NSU davasının karanlıkta kalan noktalarından birisi davada ifade veren ya da vermesi beklenen görgü tanıklarının şüpheli ölümleri. Beş yıl süren dava süresince hayatını kaybeden yedi tanıktan kimisi hastalık nedeniyle ölürken bazı görgü tanıklarının ölümü ise kamuoyunda şüphe uyandırdı. Örneğin mahkemede ifade verdikten sadece bir ay sonra motosiklet kazasında hayatını kaybeden Melissa M.’nin ölümü bunlardan birisi. NSU tanıklarından ve eski bir istihbarat ajanı olan Thomas Richter de dava sürecinde evinde ölü bulunmuştu. NSU davasında en dikkat çeken ölümlerden birisi de baş sanık Beate Zschäpe’nin yakın arkadaşı Corinna B.’nin ölümü. Corinna’nın araştırma komisyonuna ifade vermeden kısa bir önce bilinmeyen bir nedenle öldüğü açıklandı. Dava süresince gerçekleşen tanık ölümlerinin tesadüfle açıklanması mümkün görünmüyor.
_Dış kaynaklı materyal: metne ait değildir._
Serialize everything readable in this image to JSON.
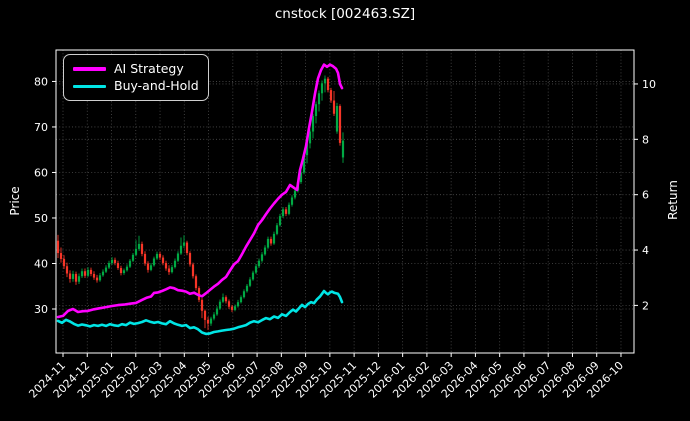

NSU davası Almanya’nın savaş sonrası görülen en uzun ve karmaşık davası olması nedeniyle asrın davası olarak anılıyor.
Alman istihbarat örgütlerinin NSU ile ilişkisi nedir?
NSU davasına ilişkin aydınlatılamayan en önemli noktalardan biri de NSU ve Alman istihbaratı arasındaki ilişkidir. Örgütün ilk olarak ortaya çıkarıldığı 2011 yılına kadar nasıl olup da polise yakalanmadan cinayet ve bombalı saldırı gibi suç eylemlerini gerçekleştirebildiği hala açıklığa kavuşmuş değil. Zira Alman istihbaratının aşırı sağ örgütleri gözlem altında tuttuğu ve örgütlerin içine yerleştirdiği muhbir ajanlarla takip ve kontrol ettiği biliniyor.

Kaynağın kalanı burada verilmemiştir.